Successful 3D Printing of One of the Strongest Stainless SteelsSuccessful 3D Printing of One of the Strongest Stainless Steels
Additive manufacturing can now be used to produce stainless steel material robust enough for aerospace, nuclear energy, and shipbuilding industries.
November 3, 2022
Researchers have found a way to reliably 3D-print one of the strongest stainless steels that currently exists for parts that can be used in industries in which durability and high quality is essential, such as aerospace and aviation, nuclear energy, and shipbuilding, they said.
Scientists from the National Institute of Standards and Technology (NIST), the University of Wisconsin-Madison, and Argonne National Laboratory have identified particular compositions of 17-4 precipitation hardening (PH) stainless steel that, when printed, match the properties of the conventionally manufactured version, they said. This type of steel is a strong and corrosion-resistant alloy used for building cargo ships, airliners, and nuclear power plants.
The discovery means that for the first time, 17-4 PH steel can be consistently 3D-printed without losing the properties it has that make it well-suited for these critical applications, said Lianyi Chen, a professor of mechanical engineering at UW-Madison who co-led the project.
“Our 17-4 is reliable and reproducible, which lowers the barrier for commercial use," he said in a post on NIST's web site. "If they follow this composition, manufacturers should be able to print out 17-4 structures that are just as good as conventionally manufactured parts."
The results of the research, which is based on high-speed data about the printing process that scientists obtained using high-energy X-rays from a particle accelerator, mean that industries that produce and use 17-4 PH parts can adopt 3D printing in their manufacturing processes to cut causes and create more flexibility, researchers said.
Complexity of Metal
Though manufacturing plastic parts using 3D printing has become more commonplace across industries, working with metal in additive manufacturing (AD) processes—which typically involve powders as their base material—has always been more complex. One of the reasons for this is how quickly the temperature in the printing process shifts, with the powders undergoing a rapid fluctuation in a short period of time, said NIST physicist Fan Zhang, another researcher on the project.

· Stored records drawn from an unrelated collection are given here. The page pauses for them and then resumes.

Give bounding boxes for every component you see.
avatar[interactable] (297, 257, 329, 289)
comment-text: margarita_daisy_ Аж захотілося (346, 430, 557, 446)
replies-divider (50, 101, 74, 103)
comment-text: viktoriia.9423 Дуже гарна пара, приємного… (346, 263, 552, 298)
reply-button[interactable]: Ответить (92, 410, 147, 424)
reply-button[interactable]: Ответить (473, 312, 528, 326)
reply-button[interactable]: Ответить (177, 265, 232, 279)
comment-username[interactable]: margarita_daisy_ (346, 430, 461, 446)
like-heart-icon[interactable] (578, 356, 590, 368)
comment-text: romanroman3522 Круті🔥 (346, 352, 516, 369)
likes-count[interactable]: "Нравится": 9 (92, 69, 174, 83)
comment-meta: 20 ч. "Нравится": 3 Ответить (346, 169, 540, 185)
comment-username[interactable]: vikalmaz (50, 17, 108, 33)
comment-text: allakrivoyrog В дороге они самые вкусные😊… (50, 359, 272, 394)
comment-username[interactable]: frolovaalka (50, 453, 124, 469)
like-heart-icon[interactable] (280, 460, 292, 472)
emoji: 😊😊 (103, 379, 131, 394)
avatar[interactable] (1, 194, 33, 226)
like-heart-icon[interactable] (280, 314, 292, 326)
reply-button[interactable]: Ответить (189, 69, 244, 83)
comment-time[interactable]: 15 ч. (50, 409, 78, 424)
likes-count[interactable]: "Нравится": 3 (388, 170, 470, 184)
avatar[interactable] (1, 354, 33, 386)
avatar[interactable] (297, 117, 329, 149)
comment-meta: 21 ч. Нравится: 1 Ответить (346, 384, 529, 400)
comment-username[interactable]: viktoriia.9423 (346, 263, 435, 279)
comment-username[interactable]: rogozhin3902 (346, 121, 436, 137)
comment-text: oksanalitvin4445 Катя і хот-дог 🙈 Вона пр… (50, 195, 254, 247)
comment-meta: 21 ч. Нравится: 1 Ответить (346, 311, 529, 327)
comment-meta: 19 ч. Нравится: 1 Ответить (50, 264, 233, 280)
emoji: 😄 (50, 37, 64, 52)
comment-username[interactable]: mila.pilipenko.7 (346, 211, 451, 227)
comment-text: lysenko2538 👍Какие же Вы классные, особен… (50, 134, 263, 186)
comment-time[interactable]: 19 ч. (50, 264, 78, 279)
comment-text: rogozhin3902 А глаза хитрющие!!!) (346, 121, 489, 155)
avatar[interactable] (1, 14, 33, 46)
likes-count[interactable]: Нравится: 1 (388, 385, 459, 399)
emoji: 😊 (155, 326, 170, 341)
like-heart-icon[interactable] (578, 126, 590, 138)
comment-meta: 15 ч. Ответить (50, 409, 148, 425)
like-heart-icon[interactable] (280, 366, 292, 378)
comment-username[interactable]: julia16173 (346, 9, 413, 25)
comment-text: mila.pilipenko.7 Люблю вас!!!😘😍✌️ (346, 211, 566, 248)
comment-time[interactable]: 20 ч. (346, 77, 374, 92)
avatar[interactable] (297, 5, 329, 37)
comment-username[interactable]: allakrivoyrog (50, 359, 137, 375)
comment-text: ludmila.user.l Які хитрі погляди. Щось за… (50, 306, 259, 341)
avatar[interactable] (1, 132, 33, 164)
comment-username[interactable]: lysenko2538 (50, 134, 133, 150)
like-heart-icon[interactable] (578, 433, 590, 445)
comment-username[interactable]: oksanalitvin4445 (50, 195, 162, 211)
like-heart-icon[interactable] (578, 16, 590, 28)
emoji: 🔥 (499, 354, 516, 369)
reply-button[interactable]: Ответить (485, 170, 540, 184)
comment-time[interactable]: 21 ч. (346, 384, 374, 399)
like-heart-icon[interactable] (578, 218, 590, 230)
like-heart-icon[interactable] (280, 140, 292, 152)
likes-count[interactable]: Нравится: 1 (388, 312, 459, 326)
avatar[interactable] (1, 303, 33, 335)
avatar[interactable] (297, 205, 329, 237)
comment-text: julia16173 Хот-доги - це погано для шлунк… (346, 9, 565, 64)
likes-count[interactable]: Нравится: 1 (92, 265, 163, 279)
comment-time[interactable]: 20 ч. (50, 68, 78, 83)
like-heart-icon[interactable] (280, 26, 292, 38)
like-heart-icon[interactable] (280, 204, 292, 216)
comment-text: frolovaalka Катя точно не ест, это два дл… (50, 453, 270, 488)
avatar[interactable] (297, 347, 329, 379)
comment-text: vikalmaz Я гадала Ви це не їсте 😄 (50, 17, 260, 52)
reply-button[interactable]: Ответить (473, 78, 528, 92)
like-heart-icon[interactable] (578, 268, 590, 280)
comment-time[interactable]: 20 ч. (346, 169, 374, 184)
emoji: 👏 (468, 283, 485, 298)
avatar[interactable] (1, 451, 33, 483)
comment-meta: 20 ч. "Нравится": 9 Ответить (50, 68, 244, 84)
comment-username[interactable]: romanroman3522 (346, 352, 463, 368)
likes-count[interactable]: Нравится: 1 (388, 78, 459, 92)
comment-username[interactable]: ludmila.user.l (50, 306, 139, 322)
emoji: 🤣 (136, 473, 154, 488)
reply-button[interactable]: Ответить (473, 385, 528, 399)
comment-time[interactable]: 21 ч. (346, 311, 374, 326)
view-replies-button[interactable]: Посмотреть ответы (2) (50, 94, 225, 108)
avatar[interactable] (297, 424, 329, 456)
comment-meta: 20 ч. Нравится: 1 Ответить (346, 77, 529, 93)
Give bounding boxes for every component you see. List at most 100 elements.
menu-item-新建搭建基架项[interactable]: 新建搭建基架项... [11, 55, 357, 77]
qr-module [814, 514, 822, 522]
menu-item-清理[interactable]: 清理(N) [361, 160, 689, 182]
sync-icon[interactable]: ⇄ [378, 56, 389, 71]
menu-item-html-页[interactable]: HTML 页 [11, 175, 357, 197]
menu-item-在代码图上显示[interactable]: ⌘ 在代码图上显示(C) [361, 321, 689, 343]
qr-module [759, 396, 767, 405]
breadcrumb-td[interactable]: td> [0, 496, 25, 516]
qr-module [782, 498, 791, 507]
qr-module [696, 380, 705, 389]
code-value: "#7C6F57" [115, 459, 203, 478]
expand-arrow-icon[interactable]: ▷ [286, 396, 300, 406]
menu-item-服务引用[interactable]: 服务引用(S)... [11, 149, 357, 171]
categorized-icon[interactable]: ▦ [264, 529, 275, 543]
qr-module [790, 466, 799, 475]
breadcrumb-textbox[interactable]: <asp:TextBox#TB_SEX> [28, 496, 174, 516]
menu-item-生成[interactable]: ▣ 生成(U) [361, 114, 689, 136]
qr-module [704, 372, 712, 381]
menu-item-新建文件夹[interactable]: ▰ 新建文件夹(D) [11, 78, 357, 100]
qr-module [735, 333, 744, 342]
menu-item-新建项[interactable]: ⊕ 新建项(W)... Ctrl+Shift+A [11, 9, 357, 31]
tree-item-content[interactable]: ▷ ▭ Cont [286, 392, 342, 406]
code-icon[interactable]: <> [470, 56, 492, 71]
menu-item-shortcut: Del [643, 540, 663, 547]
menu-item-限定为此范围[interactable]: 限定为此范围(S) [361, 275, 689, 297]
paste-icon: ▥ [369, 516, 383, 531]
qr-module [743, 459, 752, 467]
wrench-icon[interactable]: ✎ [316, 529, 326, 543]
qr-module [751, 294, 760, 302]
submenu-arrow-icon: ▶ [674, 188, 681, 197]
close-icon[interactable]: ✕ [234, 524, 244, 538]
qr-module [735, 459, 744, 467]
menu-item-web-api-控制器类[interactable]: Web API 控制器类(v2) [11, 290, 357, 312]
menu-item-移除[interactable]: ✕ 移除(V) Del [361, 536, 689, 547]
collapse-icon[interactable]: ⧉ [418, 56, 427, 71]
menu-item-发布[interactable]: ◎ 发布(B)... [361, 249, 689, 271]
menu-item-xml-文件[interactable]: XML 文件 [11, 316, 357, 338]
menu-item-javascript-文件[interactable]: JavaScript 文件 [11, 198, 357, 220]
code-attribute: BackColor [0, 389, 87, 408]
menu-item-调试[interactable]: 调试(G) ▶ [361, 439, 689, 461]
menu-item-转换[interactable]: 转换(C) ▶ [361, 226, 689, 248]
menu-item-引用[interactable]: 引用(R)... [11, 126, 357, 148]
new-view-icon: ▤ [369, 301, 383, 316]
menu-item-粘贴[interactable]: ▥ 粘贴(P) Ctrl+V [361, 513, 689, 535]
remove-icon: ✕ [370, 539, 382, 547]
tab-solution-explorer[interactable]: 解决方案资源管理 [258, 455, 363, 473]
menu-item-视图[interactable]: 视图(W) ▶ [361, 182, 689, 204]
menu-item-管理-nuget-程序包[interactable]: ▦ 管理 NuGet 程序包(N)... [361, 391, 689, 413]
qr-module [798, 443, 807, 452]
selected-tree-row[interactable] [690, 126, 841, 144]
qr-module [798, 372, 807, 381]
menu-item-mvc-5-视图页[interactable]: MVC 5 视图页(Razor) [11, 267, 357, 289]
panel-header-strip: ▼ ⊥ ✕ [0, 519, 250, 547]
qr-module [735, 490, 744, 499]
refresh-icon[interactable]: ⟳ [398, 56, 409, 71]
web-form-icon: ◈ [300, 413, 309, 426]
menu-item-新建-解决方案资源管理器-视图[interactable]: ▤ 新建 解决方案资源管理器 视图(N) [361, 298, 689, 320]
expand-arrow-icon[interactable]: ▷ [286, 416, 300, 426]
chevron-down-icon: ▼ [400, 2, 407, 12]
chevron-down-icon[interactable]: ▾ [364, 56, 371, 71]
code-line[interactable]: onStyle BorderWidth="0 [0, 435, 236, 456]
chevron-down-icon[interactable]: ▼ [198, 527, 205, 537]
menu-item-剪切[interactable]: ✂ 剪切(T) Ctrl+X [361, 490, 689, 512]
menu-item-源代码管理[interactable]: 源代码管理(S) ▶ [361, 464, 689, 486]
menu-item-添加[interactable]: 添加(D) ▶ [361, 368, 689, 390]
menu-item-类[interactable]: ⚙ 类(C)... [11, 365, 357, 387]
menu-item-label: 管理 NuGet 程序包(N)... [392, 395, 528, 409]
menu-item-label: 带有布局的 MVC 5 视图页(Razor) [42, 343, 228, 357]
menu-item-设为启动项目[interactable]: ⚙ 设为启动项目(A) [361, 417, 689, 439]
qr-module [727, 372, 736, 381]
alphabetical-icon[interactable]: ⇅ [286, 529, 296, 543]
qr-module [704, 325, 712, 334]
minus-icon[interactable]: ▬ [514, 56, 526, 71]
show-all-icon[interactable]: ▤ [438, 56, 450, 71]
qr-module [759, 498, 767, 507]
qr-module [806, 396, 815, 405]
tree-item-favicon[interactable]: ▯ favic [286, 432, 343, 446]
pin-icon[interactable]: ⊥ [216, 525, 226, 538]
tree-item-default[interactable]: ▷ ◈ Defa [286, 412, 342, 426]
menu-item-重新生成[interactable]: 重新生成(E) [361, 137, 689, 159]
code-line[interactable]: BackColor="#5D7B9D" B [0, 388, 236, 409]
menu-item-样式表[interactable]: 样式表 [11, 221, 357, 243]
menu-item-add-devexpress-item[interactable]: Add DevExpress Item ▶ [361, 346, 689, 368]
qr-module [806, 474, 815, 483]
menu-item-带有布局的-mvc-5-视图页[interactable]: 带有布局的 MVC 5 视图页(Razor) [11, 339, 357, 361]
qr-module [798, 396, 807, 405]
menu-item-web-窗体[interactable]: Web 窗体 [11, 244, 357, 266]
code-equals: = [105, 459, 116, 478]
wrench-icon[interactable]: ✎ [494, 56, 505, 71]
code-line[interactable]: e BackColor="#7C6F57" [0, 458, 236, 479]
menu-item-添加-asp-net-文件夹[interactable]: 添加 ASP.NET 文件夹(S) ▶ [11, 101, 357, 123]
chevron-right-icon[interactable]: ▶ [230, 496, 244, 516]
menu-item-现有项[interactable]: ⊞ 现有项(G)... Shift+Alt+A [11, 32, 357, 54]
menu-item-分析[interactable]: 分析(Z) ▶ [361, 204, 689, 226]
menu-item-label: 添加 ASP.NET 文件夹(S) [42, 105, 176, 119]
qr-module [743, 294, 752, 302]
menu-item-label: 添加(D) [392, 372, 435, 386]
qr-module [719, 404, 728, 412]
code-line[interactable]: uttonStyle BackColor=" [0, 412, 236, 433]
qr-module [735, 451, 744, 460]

“When you think about additive manufacturing of metals, we are essentially welding millions of tiny, powdered particles into one piece with a high-powered source such as a laser, melting them into a liquid, and cooling them into a solid,” he said in the post. “But the cooling rate is high, sometimes higher than one million degrees Celsius per second, and this extreme nonequilibrium condition creates a set of extraordinary measurement challenges.”
Specifically, this quick heating and cooling process causes the crystal structure of the atoms within this type of steel also to shift rapidly, researchers said. This, in turn, has made it notoriously difficult for them to understand what's happening to the material at an atomic level during printing, and thus unable to create the precise crystal structure—a type called martensite—needed for printing the material at its most optimal, researchers said.
Under the Hood
To solve this problem, researchers used a special tool—in this case, synchrotron X-ray diffraction, or XRD—to investigate the crystal structure during the fast temperature changes so they could create the internal structure necessary in a printing process to recreate martensite, they said.
Working at the Advanced Photon Source (APS), a powerful light source at Argonne, researchers smashed high-energy X-rays into steel samples during printing. “In XRD, X-rays interact with a material and will form a signal that is like a fingerprint corresponding to the material’s specific crystal structure,” Chen explained in the post.
In this way, researchers could create a map of how the crystal structure of the steel changed over the course of a print. This revealed how certain factors that they themselves can control—such as the composition of the powdered metal—influenced the process throughout, they said.
While iron is the primary component of 17-4 PH steel, its composition also can include various amounts of up to a dozen different chemical elements. Given a clearer picture of the steel's structural dynamics during printing, researchers could fine-tune the makeup of the steel to find a set of compositions for the metal that allowed them to control the outcome of printing, researchers said. The compositions they came up with include just iron, nickel, copper, niobium, and chromium, Zhang said.
“We showed that, over a wide range of cooling rates, say between 1,000 and 10 million degrees Celsius per second, our compositions consistently result in fully martensitic 17-4 PH steel,” he said.
Building Better Materials
Moreover, researchers also discovered some compositions resulted in the formation of strength-inducing nanoparticles that, when created using the traditional method, require the steel to be cooled and then reheated. This means that by 3D printing 17-4 PH steel, manufacturers actually could skip a manufacturing step that typically requires special equipment, additional time, and production cost, researchers said.
The team published a paper on its findings in the journal Additive Manufacturing.
Researchers conducted mechanical tests that showed that their 3D-printed steel—equipped with its martensite structure and strength-inducing nanoparticles—matched the strength of 17-4 PH steel produced through conventional means, they reported.
Their approach also can be applied to other materials as well, using XRD to optimize other alloys for 3D printing as well as provide useful information for building and testing computer models that can predict the ultimate quality of printed parts, they said.